Le nom de Luz Casal n'est pas en lui-même auréolé de gloire dans notre coin du monde. Ici, on la reconnaît surtout comme la voix forte et digne qui chante Pensa En Mi et Une Año de Amor dans Talons aiguilles, film de Pedro Almodovar datant de 1991. Deux décennies plus tard, la vedette espagnole est la première à en reconnaître l'importance dans son parcours musical. La preuve, c'est qu'elle interprète encore régulièrement ces deux chansons.

«Surtout Piensa en mi, que je joue presque à tous les concerts», assure-t-elle, lors d'un entretien téléphonique depuis New York. Luz Casal, qui est depuis longtemps une icône en Espagne et en Amérique latine, se trouve dans la mégapole américaine pour affaires. Elle n'a plus qu'un saut de puce à faire pour fouler une scène montréalaise pour la première fois avec les chansons de son plus récent disque, sur lequel elle revisite avec beaucoup d'élégance une douzaine de boléros.

«La pasión est un projet parallèle», précise d'emblée Luz Casal. Elle parle de ses choix esthétiques comme de décisions «spontanées» qui lui permettent d'exprimer ce qui se passe dans sa vie. «Je suis une femme de mon temps, j'écoute de tout, dit-elle. La musique, c'est une manière de vivre, une manière de ressentir et d'appréhender la vie. Je chante et je compose les choses qui me touchent, qui me sont nécessaires d'exprimer et de partager.»

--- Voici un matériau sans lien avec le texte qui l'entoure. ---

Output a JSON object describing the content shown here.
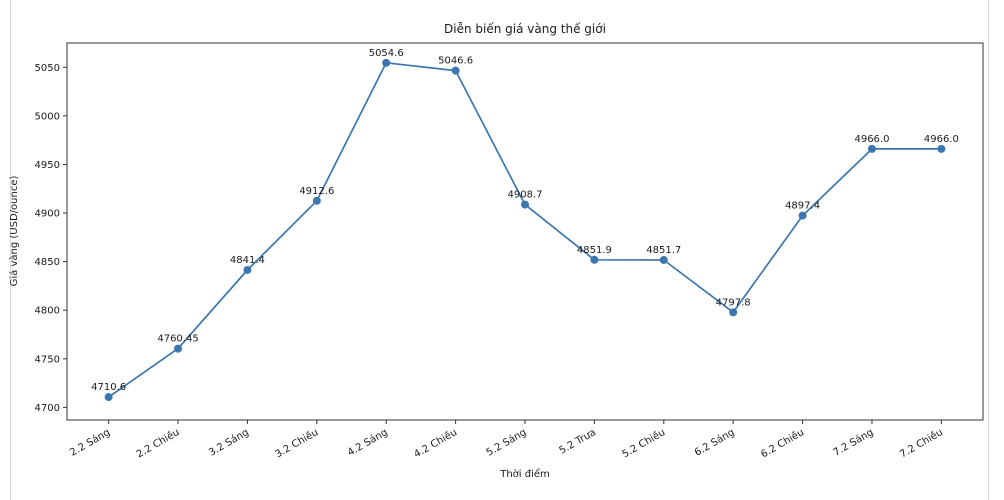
{
  "page": {
    "background_color": "#ffffff",
    "frame_border_color": "#d9d9d9"
  },
  "chart_data": {
    "type": "line",
    "title": "Diễn biến giá vàng thế giới",
    "xlabel": "Thời điểm",
    "ylabel": "Giá vàng (USD/ounce)",
    "categories": [
      "2.2 Sáng",
      "2.2 Chiều",
      "3.2 Sáng",
      "3.2 Chiều",
      "4.2 Sáng",
      "4.2 Chiều",
      "5.2 Sáng",
      "5.2 Trưa",
      "5.2 Chiều",
      "6.2 Sáng",
      "6.2 Chiều",
      "7.2 Sáng",
      "7.2 Chiều"
    ],
    "values": [
      4710.6,
      4760.45,
      4841.4,
      4912.6,
      5054.6,
      5046.6,
      4908.7,
      4851.9,
      4851.7,
      4797.8,
      4897.4,
      4966.0,
      4966.0
    ],
    "point_labels": [
      "4710.6",
      "4760.45",
      "4841.4",
      "4912.6",
      "5054.6",
      "5046.6",
      "4908.7",
      "4851.9",
      "4851.7",
      "4797.8",
      "4897.4",
      "4966.0",
      "4966.0"
    ],
    "yticks": [
      4700,
      4750,
      4800,
      4850,
      4900,
      4950,
      5000,
      5050
    ],
    "ylim": [
      4687,
      5075
    ],
    "xlim": [
      -0.6,
      12.6
    ],
    "x_tick_rotation_deg": 30,
    "grid": false,
    "line_color": "#3b76af",
    "marker_color": "#3b76af",
    "spine_color": "#333333",
    "text_color": "#1a1a1a"
  }
}
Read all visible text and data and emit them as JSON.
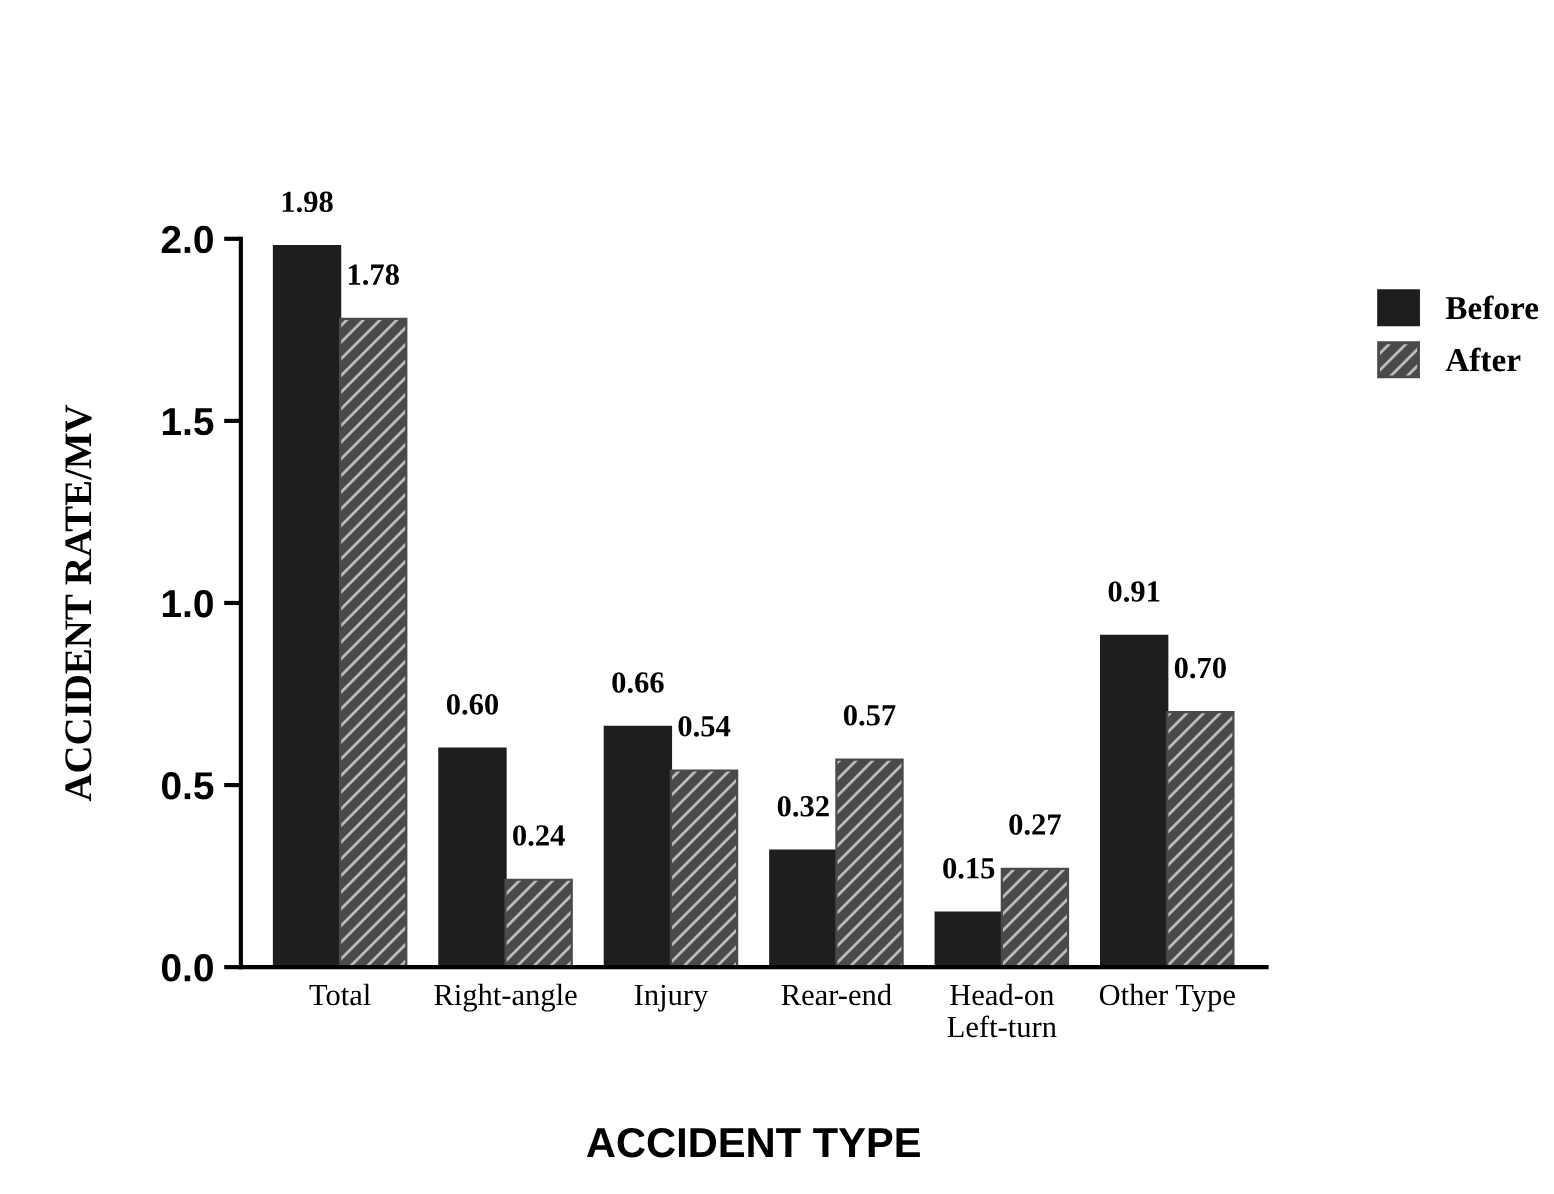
{
  "chart_data": {
    "type": "bar",
    "xlabel": "ACCIDENT TYPE",
    "ylabel": "ACCIDENT RATE/MV",
    "categories": [
      "Total",
      "Right-angle",
      "Injury",
      "Rear-end",
      "Head-on\nLeft-turn",
      "Other Type"
    ],
    "series": [
      {
        "name": "Before",
        "color": "#1e1e1e",
        "values": [
          1.98,
          0.6,
          0.66,
          0.32,
          0.15,
          0.91
        ],
        "value_labels": [
          "1.98",
          "0.60",
          "0.66",
          "0.32",
          "0.15",
          "0.91"
        ]
      },
      {
        "name": "After",
        "color": "#4a4a4a",
        "values": [
          1.78,
          0.24,
          0.54,
          0.57,
          0.27,
          0.7
        ],
        "value_labels": [
          "1.78",
          "0.24",
          "0.54",
          "0.57",
          "0.27",
          "0.70"
        ]
      }
    ],
    "ylim": [
      0,
      2.0
    ],
    "yticks": [
      {
        "value": 0,
        "label": "0.0"
      },
      {
        "value": 0.5,
        "label": "0.5"
      },
      {
        "value": 1.0,
        "label": "1.0"
      },
      {
        "value": 1.5,
        "label": "1.5"
      },
      {
        "value": 2.0,
        "label": "2.0"
      }
    ],
    "legend": "top right",
    "grid": false
  }
}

Il y a quatre ans, après avoir combattu un premier cancer du sein, l'Espagnole a d'ailleurs publié un disque au titre sans équivoque, Vida tóxica (Vie toxique). Puis, elle s'est engagée dans ce projet qu'elle nourrissait depuis le tournant des années 90: enregistrer un album complet de boléros, forme musicale associée à Cuba, mais qui s'est propagée dans toute l'Amérique latine depuis les années 30.

«Souvent, quand on retravaille des chansons classiques, on les prend et on les tire vers notre propre univers, mais mes collaborateurs et moi avons eu envie de faire les choses dans le sens inverse: faire le voyage vers les années 40 et 50», dit-elle. Ainsi, secondée par le réalisateur Renaud Letang (Manu Chao, Susheela Raman, Katerine, etc.) et l'arrangeur Eumir Deodato (Astrud Gilberto, Jobim, Aretha Franklin), elle a enregistré les chansons en direct en studio, avec tout l'orchestre, en utilisant des micros de l'époque. Des séances «à l'ancienne», quoi.

De la force dans la douleur

Sélectionner des titres dans ce gigantesque répertoire de chansons sentimentales fut d'ailleurs un travail «d'archéologue», de l'aveu même de la chanteuse.»J'ai travaillé sans pression, indique-t-elle toutefois. J'ai laissé le temps agir comme un filtre. Je me suis dit que les chansons qui me restaient dans la tête étaient celles que je devais chanter.» Elle a choisi deux airs très connus: Historia de un amor et Alma Mia. Mais La pasión compte plus que son lot de perles, adaptées de morceaux célèbres ou non, comme l'émouvante A dónde va nuestro amor ou Mar y cielo, que la chanteuse interprète avec une grande force intérieure.

«J'aime donner l'impression d'être une femme sûre d'elle, explique la chanteuse. Une femme qui exprime la douleur et le pathos, mais pas beaucoup, car je n'aime pas ça. Je peux chanter une phrase qui porte toute la douleur du monde, mais je le fais en ayant dans mes mains le pouvoir de changer les choses.» Luz Casal confirme qu'il est d'autant plus important pour elle d'agir de la sorte depuis qu'elle a dû livrer deux batailles contre le cancer. Une rechute, en 2010, l'a en effet forcée à quitter la scène avant d'y revenir, le 4 février dernier à Madrid, lors d'un concert sciemment programmé lors de la Journée mondiale contre le cancer.

«Ça fait partie de ma vie, dit-elle aujourd'hui, à propos de ces épisodes de maladie. Il y a des choses qui restent de cette expérience, mais ce n'est pas conscient.» Son album hommage au boléro est pour elle une façon de regarder en arrière et d'y trouver le réconfort avant de se tourner vers l'avenir.